Why Old Robots Got Lost
Industrial robotic arms are perfect executors. Give them a program like "grab the part, screw in the bolt, put it in the box" — and they'll do it perfectly, without errors, a thousand times a day. The problem is that reality never matches the scenario.
The part lies at the wrong angle. A worker moved the table a few centimeters. An object ended up on the conveyor that's not in the program.
A robot programmed for specific coordinates and movements simply freezes or breaks expensive equipment trying to execute the instruction despite reality. This is the quiet crisis of the industry: robots are everywhere, but they only work in ideal factory conditions. Some wrench on the floor — and the entire automation stops.
Generalist's Solution: Learning from Humans
The company uses a simple but brilliant approach. They take cheap wearable sensors — inertial and motion sensors like fitness bracelets, but specialized for hands. They attach them to the wrists of regular workers.

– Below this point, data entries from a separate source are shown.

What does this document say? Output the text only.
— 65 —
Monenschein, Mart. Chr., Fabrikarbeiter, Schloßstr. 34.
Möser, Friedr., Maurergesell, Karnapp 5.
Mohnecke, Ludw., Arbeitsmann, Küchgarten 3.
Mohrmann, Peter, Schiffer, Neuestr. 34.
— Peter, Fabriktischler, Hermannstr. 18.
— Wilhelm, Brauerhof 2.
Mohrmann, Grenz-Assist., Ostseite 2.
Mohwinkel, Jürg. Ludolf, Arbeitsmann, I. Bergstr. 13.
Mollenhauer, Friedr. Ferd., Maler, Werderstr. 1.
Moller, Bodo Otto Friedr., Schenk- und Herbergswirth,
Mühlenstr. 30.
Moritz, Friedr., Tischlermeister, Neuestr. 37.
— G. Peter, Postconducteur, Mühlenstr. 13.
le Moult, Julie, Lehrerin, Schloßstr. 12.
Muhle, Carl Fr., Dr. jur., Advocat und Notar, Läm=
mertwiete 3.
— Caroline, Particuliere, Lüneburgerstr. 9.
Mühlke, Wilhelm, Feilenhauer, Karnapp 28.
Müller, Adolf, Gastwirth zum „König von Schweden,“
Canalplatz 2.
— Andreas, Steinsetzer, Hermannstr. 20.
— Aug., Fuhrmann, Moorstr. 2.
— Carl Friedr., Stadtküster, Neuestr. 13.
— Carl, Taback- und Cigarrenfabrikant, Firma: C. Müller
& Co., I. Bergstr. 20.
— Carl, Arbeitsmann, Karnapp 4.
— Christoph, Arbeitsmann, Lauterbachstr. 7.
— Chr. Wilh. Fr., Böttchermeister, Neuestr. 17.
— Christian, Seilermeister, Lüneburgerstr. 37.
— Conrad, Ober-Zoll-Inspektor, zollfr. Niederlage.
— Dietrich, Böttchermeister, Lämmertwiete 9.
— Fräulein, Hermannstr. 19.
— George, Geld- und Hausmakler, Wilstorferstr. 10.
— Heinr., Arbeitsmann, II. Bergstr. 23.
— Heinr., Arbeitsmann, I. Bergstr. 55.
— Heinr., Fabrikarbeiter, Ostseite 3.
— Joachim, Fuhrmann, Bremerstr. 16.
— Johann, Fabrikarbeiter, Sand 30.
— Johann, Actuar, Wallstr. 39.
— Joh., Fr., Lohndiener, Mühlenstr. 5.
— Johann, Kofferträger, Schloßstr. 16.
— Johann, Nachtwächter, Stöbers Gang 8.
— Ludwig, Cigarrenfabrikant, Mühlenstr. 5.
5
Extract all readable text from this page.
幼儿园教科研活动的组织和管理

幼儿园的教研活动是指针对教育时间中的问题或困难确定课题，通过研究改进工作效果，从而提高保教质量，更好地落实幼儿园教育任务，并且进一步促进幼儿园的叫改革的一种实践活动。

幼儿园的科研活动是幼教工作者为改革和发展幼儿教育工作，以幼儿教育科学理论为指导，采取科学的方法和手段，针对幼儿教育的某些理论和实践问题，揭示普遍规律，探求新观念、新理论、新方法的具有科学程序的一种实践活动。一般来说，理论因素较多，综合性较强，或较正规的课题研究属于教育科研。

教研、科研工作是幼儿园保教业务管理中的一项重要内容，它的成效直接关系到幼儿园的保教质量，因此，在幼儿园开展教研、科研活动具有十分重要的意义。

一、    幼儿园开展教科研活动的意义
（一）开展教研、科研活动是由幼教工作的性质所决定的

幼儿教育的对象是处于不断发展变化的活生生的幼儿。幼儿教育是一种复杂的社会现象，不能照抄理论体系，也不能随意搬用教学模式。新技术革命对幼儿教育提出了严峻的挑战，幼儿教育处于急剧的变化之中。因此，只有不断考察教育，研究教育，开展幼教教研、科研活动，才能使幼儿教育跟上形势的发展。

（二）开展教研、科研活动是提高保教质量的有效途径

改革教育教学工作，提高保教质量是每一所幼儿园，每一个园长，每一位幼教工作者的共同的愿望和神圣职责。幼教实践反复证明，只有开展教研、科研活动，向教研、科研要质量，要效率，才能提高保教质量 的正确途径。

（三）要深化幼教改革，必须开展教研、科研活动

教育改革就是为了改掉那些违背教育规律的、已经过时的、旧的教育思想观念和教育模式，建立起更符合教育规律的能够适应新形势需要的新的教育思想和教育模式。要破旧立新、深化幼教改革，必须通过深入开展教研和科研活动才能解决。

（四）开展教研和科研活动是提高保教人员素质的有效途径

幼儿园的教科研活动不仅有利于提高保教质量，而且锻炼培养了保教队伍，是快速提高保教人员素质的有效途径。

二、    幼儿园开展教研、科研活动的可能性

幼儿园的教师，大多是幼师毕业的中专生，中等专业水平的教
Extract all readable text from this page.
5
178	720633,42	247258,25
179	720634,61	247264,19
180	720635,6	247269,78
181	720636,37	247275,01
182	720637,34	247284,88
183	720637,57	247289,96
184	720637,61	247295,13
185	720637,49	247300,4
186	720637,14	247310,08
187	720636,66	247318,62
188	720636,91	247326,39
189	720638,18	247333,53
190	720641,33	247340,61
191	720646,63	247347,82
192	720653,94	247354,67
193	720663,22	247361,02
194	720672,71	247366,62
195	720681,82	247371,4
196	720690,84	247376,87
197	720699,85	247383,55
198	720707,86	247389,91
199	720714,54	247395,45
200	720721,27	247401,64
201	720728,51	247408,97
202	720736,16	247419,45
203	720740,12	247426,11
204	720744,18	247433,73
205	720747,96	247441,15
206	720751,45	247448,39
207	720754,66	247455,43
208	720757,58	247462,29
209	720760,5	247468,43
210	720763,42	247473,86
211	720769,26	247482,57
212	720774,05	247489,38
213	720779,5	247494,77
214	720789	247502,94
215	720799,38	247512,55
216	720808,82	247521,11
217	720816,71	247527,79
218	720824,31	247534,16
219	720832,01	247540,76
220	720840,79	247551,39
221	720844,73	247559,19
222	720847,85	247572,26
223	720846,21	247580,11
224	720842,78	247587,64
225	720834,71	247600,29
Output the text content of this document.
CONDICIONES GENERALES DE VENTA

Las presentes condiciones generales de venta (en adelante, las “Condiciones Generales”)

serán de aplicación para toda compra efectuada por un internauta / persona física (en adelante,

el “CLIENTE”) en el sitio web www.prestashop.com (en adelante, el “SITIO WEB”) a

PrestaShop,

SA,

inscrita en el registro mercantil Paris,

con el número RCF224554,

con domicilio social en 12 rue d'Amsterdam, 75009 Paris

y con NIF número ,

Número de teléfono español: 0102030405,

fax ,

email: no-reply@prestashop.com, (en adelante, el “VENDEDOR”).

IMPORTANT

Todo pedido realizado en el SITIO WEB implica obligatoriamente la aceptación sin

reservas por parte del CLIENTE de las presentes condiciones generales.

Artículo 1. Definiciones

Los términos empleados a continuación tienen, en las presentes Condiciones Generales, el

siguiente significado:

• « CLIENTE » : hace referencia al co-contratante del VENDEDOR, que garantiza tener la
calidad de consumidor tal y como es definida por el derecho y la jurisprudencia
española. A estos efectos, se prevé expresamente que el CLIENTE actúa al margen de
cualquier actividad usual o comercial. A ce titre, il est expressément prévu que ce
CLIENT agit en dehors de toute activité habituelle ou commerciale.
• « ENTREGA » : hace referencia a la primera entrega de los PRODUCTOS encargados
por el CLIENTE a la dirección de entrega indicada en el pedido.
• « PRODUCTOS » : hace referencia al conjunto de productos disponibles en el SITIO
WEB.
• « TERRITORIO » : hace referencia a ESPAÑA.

Those workers do their job as usual. The sensors don't record video or instructions — they capture the pure physics of actions. Every joint angle, every acceleration, every touch of an object.
A worker grabs a part at the right angle? The sensor recorded it. Need to adapt to a new object?
The sensor saw how the human did it. Over months, these sensors collect millions of hours of real movements. Then Generalist fine-tunes the robot's neural networks: this movement pattern means "I'm grabbing the part at an angle."
And this one — "I'm adapting to an obstacle." The robot starts not just copying a learned program, but reproducing the logic of action.
- Data is collected in real-world conditions, not in a lab
- Sensors are cheaper than installing cameras throughout the factory
- The robot learns to adapt through examples, not through programming
- 99% success is achieved even when the environment changes
What This Means
If this works at scale, the industry will completely re-equip. Cheap, universal robots will stand where rigid automation couldn't be used before. Small production runs, areas with frequent changes, places where flexibility is needed. For workers, this means a shift: less routine operations, more management, tuning, preparation.